FDA 21 CFR Part 11 compliance

[Korijn]

If this tool is compliant with FDA 21 CFR Part 11 it can be adopted in regulated environments. It's the reason my company is a docusign client.

Requirements can be found here: https://www.ecfr.gov/current/title-21/chapter-I/subchapter-A/part-11

[AlexBTurchyn]

@Korijn Thanks for sharing - i'll examine this document. Also worth to mention that those are the regulations from FDA (USA) - other countries have their own digital signature regulations.

[MarleTangible]

Summary: Just asking users for their password or an approval code delivered to via email/phone can easily make DocuSeal compliant.

Edit: Please let us know if there is an existing procedure in DocuSeal, like e-signatures etc. that already asks for a password at the time of signing.

Although the regulation is from FDA and other countries have different regulations, the general concept of what is required is quite useful and can be used to cover various other regulations all at once. Most of the requirements are things that DocuSeal already meets, things like each user should use a dedicated username and password, etc. The regulation also contains guidance about how to manage the system, like creating policies that keeps individuals responsible for their electronic signatures.

The most tricky part of this compliance is the part below.
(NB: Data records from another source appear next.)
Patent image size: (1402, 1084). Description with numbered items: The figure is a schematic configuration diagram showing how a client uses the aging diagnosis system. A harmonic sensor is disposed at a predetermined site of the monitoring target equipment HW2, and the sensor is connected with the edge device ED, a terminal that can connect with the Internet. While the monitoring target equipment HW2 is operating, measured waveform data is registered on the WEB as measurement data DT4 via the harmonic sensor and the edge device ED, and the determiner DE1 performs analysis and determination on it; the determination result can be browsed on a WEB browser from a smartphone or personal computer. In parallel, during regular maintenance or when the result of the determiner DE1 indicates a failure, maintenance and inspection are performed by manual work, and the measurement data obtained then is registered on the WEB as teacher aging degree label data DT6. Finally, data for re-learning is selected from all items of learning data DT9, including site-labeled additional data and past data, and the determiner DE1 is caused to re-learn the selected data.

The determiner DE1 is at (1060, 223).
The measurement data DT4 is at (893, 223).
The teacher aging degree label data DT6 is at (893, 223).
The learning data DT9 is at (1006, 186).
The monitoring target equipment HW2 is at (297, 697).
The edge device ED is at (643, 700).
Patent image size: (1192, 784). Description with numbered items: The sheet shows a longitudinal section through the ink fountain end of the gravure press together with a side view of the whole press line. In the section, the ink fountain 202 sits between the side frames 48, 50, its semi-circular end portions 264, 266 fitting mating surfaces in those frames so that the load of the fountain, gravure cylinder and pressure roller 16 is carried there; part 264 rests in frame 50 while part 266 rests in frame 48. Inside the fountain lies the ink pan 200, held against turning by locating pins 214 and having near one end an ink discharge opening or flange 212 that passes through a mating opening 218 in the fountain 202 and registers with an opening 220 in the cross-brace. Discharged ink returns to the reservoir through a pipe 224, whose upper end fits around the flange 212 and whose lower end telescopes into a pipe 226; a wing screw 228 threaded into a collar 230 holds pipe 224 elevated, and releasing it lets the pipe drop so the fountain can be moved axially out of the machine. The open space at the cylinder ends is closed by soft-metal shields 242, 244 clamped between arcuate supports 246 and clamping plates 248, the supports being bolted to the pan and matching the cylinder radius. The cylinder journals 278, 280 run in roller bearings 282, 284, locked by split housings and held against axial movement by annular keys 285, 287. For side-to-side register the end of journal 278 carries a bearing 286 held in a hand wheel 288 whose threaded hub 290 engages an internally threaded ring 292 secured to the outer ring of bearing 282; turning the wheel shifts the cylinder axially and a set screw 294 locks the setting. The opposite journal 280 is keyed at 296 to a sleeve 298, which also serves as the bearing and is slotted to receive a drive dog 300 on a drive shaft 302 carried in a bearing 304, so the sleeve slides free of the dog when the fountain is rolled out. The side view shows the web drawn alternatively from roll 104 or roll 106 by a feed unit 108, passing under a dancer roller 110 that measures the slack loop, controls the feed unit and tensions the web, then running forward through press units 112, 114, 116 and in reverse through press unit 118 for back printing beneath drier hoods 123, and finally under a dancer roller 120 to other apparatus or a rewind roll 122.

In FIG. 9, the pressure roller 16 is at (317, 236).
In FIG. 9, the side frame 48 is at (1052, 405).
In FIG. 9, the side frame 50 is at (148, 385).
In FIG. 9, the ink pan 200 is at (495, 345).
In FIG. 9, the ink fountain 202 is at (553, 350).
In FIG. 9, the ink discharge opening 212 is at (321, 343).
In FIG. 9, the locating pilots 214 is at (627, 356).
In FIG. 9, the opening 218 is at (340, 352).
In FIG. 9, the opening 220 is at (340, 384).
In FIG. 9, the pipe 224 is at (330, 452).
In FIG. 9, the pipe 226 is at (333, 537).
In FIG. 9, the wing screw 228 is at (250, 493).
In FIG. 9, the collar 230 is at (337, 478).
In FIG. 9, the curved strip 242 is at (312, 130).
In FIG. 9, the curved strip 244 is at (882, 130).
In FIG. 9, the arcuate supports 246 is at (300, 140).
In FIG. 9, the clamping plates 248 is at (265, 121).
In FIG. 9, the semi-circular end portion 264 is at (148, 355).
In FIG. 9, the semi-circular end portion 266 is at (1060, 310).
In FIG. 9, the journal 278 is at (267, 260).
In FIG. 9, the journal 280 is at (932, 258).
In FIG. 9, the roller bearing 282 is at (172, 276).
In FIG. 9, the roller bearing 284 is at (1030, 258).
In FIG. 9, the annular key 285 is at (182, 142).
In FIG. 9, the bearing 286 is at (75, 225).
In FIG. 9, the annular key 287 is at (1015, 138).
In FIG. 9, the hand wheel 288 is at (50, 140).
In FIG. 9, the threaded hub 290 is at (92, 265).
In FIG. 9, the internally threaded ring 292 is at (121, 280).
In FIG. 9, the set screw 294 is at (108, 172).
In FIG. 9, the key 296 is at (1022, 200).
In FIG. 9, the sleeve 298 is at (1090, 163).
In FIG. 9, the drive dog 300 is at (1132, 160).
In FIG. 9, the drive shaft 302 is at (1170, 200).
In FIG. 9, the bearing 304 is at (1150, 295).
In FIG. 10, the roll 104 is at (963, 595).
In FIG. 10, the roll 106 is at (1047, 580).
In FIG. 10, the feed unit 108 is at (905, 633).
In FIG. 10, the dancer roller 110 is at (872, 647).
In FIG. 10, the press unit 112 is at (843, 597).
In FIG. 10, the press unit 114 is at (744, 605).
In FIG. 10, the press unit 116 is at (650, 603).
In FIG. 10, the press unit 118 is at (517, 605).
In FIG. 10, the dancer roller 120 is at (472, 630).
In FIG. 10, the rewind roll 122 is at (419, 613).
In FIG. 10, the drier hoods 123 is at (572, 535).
Practically saying that if the user is signing a document, they should be asked to reauthenticate to ensure it is really them. It is just a precaution to prevent bad actors from using someone unlocked computer to sign documents. Our Quality Management System (QMS) UniPoint just asks the user for their password every time they are signing a form, training, or providing approval for a request. That's it.

11.200 (a)(1)(ii) When an individual executes one or more signings not performed during a single, continuous period of controlled system access, each signing shall be executed using all of the electronic signature components.